We do wish we still had access or made copies of some of the presentations we made on their behalf!

Remote

This is the area that is both fully automated and least remembered. For many of the company projects we use Heroku hosting. They have both daily database backups and rolling database snapshots. Those are saved in Amazon S3, which we trust won’t magically disappear (for now). All the code that is on Heroku is uploaded via git version control, so we are fully confident that the code and data are backed-up.

But heroku isn’t our only hosting. We have simple VPS hosting for this website and others. That data is backed-up far less regularly than it should be. We have copies of the files locally, but WordPress installs other templates and configs, file uploads, etc. only exist on the server. Now, we are assuming the hosting provider is doing some backups, but we’ve been wrong about that in the past (TextDrive!).

One solution for us, was to write a small shell script to cURL our domain. That flattened every page and put it into version control. You can see the archive script in GitHub and fork your own. If something goes horribly wrong, we always have the flattened HTML files which are more technology/version agnostic and we can get the raw text out with minimal effort.

Archives

We also have four (2 sets of 2 identical) external hard drives with archive files on them. One set includes videos, slides, pictures, etc. from Material Conference. The other drive contains old work projects, movies, tv shows, and more. Things we don’t use on a daily basis.

These hard drives are backed-up in duplicate manually. This is another point of improvement, we could use rsync or another tool to make sure they are truly identical and we didn’t missing anything.

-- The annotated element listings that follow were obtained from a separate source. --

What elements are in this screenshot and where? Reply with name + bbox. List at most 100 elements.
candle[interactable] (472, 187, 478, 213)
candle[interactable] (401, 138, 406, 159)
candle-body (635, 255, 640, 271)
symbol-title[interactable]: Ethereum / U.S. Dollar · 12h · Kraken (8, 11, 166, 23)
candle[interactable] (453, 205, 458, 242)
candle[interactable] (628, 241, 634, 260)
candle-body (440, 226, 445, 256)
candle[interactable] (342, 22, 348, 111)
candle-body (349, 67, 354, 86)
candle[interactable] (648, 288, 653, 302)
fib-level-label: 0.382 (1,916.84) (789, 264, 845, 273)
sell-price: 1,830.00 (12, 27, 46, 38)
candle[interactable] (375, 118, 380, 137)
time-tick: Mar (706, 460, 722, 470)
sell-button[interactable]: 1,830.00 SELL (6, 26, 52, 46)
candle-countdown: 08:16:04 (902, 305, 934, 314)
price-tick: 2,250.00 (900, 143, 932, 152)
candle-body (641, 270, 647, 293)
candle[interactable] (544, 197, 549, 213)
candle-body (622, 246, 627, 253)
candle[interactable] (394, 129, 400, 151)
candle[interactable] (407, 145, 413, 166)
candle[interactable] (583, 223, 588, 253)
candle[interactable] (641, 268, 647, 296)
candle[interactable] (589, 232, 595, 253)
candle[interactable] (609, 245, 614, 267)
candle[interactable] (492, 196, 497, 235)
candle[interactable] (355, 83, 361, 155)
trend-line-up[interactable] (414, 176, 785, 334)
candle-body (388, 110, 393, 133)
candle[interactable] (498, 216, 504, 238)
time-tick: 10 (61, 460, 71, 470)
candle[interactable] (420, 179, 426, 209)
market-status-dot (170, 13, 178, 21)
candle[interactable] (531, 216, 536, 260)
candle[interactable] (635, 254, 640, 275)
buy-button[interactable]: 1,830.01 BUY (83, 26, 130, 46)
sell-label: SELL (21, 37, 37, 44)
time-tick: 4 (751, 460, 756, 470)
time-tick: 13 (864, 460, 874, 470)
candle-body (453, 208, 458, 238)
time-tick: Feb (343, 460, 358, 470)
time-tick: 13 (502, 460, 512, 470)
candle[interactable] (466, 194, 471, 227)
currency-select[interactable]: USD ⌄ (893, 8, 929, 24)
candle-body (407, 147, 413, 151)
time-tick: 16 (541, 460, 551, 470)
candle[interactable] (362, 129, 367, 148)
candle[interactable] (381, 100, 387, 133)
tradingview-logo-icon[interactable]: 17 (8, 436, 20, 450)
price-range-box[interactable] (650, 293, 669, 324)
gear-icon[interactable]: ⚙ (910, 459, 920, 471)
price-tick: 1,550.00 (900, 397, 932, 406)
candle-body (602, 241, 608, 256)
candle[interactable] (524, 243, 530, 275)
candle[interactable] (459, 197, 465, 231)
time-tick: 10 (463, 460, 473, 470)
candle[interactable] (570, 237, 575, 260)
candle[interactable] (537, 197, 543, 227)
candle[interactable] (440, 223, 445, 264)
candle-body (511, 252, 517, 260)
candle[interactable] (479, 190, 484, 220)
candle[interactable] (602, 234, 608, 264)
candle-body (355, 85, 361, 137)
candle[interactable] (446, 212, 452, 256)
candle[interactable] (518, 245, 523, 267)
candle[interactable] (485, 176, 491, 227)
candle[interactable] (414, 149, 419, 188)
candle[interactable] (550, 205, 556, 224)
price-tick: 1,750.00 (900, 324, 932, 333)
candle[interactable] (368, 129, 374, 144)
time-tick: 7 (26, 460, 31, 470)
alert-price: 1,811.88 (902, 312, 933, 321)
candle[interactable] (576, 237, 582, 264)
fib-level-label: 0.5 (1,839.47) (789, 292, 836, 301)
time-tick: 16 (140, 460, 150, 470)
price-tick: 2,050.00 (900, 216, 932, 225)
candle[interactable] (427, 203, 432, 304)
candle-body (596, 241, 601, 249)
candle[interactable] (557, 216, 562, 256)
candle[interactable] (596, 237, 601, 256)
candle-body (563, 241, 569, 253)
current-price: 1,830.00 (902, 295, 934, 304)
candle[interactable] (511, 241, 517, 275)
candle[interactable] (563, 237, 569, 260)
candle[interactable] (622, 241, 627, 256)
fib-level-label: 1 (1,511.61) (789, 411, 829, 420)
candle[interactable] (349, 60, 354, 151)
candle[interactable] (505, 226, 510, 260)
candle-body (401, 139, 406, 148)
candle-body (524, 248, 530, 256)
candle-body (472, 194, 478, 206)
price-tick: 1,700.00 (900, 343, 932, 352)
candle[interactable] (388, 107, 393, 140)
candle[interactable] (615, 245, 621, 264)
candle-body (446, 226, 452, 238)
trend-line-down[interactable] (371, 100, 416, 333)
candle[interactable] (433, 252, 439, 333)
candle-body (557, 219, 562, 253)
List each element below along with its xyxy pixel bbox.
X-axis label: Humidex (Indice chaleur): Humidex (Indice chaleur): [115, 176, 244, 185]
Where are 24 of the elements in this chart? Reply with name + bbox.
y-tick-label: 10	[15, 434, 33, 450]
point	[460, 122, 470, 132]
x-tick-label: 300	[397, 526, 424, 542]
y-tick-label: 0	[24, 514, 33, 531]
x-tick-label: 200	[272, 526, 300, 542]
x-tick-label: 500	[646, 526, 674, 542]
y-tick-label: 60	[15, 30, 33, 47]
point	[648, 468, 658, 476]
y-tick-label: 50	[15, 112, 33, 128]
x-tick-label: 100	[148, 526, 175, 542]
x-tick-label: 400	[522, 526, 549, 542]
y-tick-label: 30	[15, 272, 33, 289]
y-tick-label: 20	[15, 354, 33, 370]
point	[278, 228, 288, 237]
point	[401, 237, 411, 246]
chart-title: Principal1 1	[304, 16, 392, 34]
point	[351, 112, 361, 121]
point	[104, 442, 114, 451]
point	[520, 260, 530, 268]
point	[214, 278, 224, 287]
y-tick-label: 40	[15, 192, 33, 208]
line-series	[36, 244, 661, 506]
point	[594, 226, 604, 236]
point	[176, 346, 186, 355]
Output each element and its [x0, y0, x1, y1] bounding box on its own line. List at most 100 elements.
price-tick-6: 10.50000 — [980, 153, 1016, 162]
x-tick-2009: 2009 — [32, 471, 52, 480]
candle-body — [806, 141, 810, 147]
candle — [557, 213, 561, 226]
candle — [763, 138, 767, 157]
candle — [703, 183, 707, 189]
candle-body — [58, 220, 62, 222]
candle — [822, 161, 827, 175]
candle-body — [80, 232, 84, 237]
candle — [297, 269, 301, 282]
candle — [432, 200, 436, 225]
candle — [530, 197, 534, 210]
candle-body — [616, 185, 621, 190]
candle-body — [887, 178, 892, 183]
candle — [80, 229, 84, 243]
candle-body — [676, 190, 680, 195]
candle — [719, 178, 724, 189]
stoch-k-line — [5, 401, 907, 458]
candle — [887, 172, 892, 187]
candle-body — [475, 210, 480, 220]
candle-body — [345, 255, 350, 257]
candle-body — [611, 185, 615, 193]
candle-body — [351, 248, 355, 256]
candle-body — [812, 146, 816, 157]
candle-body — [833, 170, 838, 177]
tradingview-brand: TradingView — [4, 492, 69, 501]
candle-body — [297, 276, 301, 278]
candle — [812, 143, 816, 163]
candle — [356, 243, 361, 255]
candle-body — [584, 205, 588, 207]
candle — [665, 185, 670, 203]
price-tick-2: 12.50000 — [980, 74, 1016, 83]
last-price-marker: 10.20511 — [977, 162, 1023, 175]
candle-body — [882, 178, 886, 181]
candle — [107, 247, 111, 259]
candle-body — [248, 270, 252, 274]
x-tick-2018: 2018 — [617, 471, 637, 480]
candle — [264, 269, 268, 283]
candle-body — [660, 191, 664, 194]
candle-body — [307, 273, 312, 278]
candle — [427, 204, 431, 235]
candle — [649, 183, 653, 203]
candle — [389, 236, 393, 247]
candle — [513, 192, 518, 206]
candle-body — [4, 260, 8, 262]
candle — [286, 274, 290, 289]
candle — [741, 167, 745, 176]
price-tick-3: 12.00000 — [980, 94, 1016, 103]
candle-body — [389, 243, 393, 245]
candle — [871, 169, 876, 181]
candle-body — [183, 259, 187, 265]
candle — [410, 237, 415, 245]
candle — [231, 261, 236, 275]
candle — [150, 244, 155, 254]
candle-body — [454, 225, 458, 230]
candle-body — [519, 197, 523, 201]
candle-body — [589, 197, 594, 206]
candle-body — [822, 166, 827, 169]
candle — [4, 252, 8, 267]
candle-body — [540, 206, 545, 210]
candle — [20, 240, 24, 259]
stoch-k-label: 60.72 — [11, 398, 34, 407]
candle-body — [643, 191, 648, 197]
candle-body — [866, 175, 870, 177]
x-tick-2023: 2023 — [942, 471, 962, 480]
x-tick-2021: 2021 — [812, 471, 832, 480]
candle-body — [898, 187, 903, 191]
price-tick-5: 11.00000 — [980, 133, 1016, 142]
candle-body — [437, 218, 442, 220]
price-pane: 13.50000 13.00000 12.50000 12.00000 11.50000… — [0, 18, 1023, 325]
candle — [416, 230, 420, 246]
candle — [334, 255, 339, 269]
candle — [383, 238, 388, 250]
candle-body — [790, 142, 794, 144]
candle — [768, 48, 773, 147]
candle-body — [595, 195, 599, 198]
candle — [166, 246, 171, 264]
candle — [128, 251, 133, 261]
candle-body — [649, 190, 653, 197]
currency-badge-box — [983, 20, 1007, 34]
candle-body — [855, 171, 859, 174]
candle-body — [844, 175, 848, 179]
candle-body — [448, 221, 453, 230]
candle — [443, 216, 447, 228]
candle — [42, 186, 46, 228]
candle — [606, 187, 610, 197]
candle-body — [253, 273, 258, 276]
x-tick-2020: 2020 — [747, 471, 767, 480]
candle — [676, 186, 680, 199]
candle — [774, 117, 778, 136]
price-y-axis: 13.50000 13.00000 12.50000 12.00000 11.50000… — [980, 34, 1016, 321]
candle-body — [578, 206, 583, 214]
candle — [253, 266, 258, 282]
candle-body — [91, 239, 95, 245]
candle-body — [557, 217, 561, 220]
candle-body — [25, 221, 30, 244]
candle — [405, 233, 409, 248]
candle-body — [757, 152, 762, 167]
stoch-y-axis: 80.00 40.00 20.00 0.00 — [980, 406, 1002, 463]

We can certainly improve because while they are backed-up twice incase of hardware failure, they are still within the same physical premises. They are subject to fire and earthquake damage. To be absolutely safe, one should be off-site! (And much of the Material Conference data is also in NextCloud somewhere in Germany)

Email IMAP versus POP3

All of our email is setup as IMAP. Most people are probably setup in a similar way. This allows us to check the same mailbox on the web, our devices, desktops and elsewhere without making those messages unavailable. But do you have a backup of your mailbox? Locally, your app will have retrieved some of the messages, maybe just the sender and subject info? The majority of emails probably exist only on the server.

Having an email backup is something you’d expect your service provider to have in place and they probably do, but best to always do something yourself (if possible).

For instance, there are situations where hosted backups wouldn’t help! When one of our clients went bankrupt all of our email correspondence using the corporate email address disappeared when we got locked out. Had those emails been POP3 and not just webmail, we would have had a copy for the lawyers.

Conclusion

At a previous job, someone in the ops team once said “You don’t have a backup until you restore it”. And that’s absolutely true! That’s the elephant in the room. Sure, we go through the steps to make sure we have our important data on an external hard disk or remotely saved, but until we actually try to restore from that backup we aren’t 100% certain it will work.

Schrödinger’s backup box: until you restore, it is both simultaneously a working backup and not.